Apple and tech industry experts have fought against building backdoors into their software. A backdoor is a soft spot, one that hackers could exploit, Apple has argued as it defied court order after court order.

Creating backdoors in iOS, Android and other operating systems would be worse than handing over the U.S.' nuclear codes to its enemies, McAfee asserted in an op-ed published on Tech Insider. It's a "black day" for the U.S. and the beginning of the country's end as a world power, he wrote.

"The government has ordered a disarmament of our already ancient cybersecurity and cyberdefense systems, and it is asking us to take a walk into that near horizon where cyberwar is unquestionably waiting, with nothing more than harsh words as a weapon and the hope that our enemies will take pity at our unarmed condition and treat us fairly," stated McAfee.

McAfee stands by Apple and Apple CEO Tim Cook in their belief that this wouldn't be a one-off thing, as the FBI has suggested. The Department of Justice has already attempted to twist the arms of Apple, Facebook, Microsoft and others in cases in which law enforcement agencies sought to crack the encryption protecting consumer data.

In an open letter to Apple customers, Cook asserted that the company has done everything in its power to assist law enforcement agencies without violating the law or sacrificing the integrity of iOS. But the government still wants Apple to build a backdoor into the OS.

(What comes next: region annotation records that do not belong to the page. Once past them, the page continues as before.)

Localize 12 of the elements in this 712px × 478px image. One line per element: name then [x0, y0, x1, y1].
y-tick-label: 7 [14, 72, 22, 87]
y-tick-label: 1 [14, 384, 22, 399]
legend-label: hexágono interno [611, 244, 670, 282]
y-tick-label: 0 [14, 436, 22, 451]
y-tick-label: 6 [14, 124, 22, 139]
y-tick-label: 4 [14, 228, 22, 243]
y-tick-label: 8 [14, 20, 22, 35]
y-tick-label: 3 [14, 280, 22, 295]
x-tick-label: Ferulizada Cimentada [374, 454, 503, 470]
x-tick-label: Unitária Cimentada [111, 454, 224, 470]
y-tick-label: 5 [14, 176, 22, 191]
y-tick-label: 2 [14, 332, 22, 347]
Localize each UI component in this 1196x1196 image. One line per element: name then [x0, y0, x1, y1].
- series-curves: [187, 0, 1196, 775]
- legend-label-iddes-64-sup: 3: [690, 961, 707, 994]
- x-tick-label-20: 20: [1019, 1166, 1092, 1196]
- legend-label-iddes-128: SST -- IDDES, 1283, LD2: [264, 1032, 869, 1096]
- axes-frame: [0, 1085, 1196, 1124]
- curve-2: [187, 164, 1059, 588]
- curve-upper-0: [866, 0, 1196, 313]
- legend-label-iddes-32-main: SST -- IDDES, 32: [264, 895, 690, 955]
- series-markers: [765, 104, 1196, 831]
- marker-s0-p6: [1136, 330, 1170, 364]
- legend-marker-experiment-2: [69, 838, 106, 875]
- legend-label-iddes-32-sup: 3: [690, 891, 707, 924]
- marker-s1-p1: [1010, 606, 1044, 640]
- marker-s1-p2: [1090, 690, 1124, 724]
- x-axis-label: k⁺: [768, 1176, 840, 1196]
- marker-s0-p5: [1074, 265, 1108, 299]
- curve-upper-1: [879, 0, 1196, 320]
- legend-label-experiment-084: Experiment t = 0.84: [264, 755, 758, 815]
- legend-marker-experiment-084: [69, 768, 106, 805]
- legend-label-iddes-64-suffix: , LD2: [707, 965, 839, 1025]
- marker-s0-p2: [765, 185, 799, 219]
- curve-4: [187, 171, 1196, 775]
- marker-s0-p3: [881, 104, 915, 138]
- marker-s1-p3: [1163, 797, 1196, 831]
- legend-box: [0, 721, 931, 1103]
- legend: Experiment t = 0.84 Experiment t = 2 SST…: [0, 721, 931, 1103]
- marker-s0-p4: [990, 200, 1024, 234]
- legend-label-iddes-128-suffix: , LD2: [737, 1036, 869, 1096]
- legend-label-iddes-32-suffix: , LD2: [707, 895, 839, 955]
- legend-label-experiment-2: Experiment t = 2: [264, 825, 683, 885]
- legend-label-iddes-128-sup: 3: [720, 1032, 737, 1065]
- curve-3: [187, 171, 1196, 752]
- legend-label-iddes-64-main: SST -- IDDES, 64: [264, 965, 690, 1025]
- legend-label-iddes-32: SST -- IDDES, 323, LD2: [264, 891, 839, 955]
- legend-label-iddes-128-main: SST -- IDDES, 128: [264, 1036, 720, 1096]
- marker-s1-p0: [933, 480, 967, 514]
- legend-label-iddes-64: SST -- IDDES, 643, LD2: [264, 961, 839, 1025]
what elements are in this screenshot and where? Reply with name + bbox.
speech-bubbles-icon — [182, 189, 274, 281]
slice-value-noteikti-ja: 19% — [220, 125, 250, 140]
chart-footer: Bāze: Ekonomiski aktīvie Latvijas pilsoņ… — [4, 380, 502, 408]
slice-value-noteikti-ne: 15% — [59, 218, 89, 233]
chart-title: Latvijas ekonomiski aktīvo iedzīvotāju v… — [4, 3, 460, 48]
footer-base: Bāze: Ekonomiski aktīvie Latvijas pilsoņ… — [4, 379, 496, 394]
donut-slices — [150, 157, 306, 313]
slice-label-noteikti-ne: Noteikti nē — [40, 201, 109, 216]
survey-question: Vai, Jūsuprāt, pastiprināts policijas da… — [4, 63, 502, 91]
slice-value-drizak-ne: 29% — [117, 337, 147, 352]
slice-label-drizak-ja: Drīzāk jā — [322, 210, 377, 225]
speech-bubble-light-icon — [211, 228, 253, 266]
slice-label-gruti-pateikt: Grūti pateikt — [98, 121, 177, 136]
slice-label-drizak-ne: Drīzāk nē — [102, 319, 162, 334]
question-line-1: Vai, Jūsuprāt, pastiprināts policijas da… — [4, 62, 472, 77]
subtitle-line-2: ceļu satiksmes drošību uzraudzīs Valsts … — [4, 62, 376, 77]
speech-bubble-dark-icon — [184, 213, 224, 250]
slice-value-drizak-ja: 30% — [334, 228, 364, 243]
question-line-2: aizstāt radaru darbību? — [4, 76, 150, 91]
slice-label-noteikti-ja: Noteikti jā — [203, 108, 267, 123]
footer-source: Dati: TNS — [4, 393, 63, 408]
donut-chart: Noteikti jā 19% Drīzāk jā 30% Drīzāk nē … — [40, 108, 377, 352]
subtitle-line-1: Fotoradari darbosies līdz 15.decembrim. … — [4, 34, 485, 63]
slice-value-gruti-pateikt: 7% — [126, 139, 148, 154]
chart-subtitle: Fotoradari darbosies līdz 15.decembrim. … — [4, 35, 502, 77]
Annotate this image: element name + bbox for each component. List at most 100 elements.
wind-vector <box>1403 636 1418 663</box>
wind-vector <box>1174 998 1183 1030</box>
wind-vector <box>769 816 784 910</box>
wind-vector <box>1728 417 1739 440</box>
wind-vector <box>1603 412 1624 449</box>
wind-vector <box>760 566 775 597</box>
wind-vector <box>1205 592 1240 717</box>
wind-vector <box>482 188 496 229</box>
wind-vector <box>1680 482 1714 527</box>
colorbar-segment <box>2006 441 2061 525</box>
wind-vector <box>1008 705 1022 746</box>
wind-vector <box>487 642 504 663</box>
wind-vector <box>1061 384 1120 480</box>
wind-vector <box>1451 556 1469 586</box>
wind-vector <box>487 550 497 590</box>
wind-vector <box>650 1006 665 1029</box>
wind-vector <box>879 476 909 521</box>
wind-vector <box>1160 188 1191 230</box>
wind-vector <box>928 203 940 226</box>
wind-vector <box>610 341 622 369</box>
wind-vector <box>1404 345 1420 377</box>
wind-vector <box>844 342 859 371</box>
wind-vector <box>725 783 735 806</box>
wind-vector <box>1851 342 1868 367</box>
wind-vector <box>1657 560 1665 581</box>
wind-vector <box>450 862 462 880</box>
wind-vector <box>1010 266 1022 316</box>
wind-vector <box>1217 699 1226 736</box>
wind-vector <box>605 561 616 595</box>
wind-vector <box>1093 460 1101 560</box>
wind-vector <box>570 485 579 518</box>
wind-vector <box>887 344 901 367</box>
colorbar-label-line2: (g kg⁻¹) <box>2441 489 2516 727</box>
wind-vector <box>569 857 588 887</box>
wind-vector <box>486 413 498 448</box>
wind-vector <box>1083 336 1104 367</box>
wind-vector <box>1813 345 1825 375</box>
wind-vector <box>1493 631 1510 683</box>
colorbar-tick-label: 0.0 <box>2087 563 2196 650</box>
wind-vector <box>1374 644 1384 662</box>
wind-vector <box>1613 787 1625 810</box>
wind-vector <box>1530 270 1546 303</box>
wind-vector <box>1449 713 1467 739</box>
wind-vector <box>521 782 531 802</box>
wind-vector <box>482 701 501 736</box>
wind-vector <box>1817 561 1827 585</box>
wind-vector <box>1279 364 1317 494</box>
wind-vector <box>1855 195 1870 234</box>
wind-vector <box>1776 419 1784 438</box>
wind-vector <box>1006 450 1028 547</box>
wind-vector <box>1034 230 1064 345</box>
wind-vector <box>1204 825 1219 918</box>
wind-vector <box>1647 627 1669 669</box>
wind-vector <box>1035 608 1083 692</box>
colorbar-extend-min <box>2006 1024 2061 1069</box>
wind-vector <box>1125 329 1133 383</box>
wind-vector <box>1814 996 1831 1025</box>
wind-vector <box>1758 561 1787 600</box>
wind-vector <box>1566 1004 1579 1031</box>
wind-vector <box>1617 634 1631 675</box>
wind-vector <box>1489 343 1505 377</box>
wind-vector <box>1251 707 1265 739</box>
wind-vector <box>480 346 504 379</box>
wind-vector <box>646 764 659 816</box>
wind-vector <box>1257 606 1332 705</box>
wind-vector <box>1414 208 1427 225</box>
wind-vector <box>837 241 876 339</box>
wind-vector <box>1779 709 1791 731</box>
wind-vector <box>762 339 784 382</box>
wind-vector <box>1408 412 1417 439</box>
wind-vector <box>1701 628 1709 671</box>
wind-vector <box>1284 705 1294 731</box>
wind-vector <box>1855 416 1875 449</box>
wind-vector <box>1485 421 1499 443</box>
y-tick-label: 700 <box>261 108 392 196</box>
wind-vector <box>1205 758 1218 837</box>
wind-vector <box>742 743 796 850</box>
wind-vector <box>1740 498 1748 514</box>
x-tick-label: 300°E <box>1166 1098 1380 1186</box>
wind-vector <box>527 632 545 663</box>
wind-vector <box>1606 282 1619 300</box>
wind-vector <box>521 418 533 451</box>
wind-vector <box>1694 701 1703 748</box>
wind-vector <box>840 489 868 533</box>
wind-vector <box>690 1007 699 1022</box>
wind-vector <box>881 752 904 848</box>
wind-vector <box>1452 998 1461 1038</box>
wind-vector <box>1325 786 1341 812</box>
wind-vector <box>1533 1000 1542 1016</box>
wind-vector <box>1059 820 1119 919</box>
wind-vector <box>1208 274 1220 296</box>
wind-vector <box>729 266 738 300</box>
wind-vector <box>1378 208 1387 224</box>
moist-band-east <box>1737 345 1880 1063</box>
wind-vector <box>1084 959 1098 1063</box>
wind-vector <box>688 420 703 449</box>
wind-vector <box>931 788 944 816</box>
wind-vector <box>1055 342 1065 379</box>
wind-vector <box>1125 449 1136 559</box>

"Specifically, the FBI wants us to make a new version of the iPhone operating system, circumventing several important security features, and install it on an iPhone recovered during the investigation," Cook wrote. "In the wrong hands, this software — which does not exist today — would have the potential to unlock any iPhone in someone's physical possession."

McAfee's solution involved the FBI allowing him and his team of hackers to crack the encrypted iPhone. His team, composed of about 25 percent hardcore coders and 75 percent social engineers, are all prodigies and could crack the phone in a matter of weeks, McAfee insisted.

These hackers could work for the FBI if the bureau wasn't afraid to hire coding experts that rocked "24-inch mohawks" and huge gauges in their ears and insisted on smoking weed while they worked.

"But you bet your ass that the Chinese and Russians are hiring similar people with similar demands and have been for many years," McAfee wrote. "It's why we are decades behind in the cyber race."

While the FBI may not want to work long term with the likes of the people who work on McAfee's team, the bureau may also be opposed to doing so on a one-off basis for one simple reason.

This latest court order to Apple may be more about establishing a precedent than finding new details about the San Bernardino shooter. Cook doesn't think there's any way anyone could guarantee that a way in through a backdoor would only be used once.

"Once created, the technique could be used over and over again, on any number of devices," Cook wrote. "In the physical world, it would be the equivalent of a master key, capable of opening hundreds of millions of locks — from restaurants and banks to stores and homes. No reasonable person would find that acceptable."